The mathematical case: that abundance, not scarcity, is the default state of any healthy living system, and that scarcity is something we have to actively produce and maintain. The theological case: that the texts we have read as commands to dominate were, in their original languages and ecological contexts, instructions to tend and keep — and that the Bible is partly a fossil record of indigenous ecological knowledge that lost its methodology when it lost its relationship to the ecotone. The ecological case: that every functioning natural system is a feedback loop optimized for abundance, and that the five toxic patterns we have built our civilizations around — patriarchy, imperialism, ethno-religious supremacy, colonialism, and extractive capitalism — are each natural phenomena scaled past their functional range.
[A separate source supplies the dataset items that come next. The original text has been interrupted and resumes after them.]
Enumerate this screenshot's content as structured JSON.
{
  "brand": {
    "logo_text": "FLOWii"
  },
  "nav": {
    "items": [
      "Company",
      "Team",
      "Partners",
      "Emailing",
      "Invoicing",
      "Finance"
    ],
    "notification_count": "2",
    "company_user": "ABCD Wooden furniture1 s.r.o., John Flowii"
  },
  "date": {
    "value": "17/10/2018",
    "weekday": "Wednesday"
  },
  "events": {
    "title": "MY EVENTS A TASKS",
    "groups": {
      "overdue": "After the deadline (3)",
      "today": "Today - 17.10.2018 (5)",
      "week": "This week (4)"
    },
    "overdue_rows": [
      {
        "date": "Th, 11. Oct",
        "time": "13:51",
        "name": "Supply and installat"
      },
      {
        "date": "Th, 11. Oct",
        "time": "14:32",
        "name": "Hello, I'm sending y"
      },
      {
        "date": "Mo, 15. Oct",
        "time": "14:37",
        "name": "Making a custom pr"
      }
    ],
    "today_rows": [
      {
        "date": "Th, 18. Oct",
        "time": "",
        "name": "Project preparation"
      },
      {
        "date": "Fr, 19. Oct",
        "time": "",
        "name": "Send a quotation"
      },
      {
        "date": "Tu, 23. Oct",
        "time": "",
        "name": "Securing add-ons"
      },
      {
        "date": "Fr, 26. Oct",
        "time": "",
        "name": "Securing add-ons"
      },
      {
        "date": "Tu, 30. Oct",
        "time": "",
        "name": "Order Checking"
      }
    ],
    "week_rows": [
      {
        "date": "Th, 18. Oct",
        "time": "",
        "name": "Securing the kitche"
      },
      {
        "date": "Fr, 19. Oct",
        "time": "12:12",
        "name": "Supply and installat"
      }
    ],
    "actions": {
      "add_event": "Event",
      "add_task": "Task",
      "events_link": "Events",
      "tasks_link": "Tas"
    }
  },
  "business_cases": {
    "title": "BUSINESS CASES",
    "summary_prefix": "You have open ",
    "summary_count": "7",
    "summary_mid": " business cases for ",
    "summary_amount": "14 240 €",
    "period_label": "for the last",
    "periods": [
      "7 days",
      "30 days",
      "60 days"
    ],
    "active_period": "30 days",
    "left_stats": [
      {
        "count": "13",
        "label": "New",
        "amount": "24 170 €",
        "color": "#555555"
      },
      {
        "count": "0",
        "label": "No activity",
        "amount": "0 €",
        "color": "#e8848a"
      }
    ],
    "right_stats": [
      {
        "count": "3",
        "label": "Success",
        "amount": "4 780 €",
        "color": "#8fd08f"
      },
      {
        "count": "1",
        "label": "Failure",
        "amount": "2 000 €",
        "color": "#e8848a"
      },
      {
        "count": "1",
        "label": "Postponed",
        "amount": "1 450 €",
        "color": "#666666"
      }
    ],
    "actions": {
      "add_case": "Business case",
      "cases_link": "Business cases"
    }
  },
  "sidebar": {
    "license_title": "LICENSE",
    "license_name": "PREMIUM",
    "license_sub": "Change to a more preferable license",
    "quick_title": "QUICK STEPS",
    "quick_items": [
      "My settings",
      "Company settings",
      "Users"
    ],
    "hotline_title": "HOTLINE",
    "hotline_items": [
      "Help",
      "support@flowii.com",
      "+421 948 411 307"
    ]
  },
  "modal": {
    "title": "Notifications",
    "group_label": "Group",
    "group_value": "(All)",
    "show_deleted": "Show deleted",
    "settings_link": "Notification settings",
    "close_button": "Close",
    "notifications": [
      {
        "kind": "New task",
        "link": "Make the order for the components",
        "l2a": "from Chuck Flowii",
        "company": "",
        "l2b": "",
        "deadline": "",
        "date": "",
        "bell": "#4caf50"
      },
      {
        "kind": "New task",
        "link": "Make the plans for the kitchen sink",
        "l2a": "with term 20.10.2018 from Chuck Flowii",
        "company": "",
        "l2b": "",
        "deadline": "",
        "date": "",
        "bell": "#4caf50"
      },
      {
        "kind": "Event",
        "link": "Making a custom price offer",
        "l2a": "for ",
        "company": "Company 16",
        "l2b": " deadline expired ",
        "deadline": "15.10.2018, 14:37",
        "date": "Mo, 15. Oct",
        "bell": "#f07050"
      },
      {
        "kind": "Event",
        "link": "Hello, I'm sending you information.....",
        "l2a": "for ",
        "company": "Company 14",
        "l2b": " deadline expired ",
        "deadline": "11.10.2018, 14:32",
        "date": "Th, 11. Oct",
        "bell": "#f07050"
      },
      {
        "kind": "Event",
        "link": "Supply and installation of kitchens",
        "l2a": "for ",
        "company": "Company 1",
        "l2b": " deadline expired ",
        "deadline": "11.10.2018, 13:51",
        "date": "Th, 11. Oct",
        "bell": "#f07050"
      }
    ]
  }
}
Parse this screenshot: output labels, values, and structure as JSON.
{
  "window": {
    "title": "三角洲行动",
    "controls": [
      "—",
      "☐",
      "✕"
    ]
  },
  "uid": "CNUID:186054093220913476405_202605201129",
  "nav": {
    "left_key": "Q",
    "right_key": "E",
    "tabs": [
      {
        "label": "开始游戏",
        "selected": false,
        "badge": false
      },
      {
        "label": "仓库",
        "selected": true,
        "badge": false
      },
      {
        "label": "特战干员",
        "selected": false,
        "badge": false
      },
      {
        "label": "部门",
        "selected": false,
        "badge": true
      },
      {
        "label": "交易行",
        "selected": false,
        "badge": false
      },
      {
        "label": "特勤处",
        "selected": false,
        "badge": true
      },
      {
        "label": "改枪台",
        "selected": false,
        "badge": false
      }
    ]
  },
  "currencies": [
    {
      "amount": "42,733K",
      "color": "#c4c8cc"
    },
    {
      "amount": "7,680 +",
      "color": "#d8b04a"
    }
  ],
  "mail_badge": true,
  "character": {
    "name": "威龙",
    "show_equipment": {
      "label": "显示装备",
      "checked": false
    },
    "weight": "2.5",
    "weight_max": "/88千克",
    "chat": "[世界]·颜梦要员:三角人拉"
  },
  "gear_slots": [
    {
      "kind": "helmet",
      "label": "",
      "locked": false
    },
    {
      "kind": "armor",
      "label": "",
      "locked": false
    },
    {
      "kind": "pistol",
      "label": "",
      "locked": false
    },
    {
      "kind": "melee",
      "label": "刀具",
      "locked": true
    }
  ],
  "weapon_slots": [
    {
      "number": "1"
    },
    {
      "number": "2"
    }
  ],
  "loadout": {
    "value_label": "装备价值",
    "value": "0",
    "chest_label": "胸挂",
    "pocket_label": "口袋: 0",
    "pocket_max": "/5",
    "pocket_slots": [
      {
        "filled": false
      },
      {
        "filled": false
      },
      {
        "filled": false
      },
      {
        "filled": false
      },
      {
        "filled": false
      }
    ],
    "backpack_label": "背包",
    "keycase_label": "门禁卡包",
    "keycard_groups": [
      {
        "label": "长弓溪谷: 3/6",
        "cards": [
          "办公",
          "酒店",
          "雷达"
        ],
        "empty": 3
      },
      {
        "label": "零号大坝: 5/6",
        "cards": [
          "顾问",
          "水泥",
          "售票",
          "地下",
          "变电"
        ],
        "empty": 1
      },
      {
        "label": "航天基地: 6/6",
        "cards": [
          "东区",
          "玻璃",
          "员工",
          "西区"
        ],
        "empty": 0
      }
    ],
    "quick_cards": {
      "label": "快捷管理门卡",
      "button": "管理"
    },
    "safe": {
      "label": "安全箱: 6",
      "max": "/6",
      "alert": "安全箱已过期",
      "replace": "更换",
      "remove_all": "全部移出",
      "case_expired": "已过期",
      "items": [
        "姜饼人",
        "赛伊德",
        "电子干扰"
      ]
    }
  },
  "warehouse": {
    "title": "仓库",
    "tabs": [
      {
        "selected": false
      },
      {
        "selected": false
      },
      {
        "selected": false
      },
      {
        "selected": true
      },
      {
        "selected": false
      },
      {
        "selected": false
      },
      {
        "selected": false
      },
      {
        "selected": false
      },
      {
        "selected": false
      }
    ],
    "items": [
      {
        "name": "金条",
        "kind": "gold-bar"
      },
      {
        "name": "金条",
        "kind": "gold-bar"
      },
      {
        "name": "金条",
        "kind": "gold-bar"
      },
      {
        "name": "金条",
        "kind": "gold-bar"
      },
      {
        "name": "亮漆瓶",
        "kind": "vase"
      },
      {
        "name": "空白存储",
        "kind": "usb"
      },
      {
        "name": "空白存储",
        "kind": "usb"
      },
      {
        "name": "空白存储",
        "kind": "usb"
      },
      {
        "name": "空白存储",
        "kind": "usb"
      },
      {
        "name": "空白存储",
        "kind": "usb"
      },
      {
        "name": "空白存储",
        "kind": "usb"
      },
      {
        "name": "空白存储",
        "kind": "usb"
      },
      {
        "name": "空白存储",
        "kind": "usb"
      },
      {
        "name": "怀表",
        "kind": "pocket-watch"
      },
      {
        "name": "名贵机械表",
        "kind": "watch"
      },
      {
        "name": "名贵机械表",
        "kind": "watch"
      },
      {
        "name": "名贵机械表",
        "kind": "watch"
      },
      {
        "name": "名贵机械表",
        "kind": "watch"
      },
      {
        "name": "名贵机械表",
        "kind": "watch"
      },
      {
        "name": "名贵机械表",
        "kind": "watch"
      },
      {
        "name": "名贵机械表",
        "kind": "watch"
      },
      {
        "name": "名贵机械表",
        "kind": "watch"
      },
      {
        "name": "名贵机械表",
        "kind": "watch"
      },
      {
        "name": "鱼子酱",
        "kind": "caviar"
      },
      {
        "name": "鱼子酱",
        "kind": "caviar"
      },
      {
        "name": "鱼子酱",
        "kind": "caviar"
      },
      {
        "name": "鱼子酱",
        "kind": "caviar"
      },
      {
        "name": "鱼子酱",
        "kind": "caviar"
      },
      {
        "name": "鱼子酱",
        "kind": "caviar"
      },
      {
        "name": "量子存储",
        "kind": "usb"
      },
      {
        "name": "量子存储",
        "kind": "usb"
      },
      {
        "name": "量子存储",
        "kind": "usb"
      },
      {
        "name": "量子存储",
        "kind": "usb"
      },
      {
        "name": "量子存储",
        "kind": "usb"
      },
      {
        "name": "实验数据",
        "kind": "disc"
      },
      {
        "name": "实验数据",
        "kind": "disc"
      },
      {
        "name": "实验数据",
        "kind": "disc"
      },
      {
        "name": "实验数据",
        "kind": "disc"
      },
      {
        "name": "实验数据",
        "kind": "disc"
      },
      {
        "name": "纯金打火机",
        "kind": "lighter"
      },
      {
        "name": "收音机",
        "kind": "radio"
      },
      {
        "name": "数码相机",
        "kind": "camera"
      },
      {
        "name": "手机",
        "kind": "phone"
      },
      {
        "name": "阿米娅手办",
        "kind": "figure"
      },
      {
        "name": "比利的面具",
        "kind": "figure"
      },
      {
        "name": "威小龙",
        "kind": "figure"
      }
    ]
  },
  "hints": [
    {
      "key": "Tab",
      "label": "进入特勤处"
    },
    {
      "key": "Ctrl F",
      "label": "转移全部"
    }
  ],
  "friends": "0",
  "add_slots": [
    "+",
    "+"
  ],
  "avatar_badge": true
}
And the neurobiological case: that the human nervous system, given the conditions it actually evolved for, defaults to rest, repair, and connection — not to the perpetual threat-response we have come to mistake for adulthood.

These four converge on a single conclusion. The sins are small. The healings are small. The work is not punishing labor. The work is the letting go of the things we have placed in the way of what the land, the body, and the spirit already want to do.

Effortless healing, not punishing labor.


The gate was never locked.

We walked away from the garden. We can walk back.

That’s the whole series, in ten words.

The articles that follow will take this apart slowly — the etymology, the ecology, the systems theory, the math, the theology. And the practical work: what restoration actually looks like on a piece of land in Western North Carolina, in Leicester, in the cove forests of the Southern Appalachians. Some of the oldest plant communities in North America. One of the oldest mountain ranges in the world. Still doing exactly what they were designed to do.

The lawn is a recent invention. The garden is older than memory.

We were fed once. We can be fed again.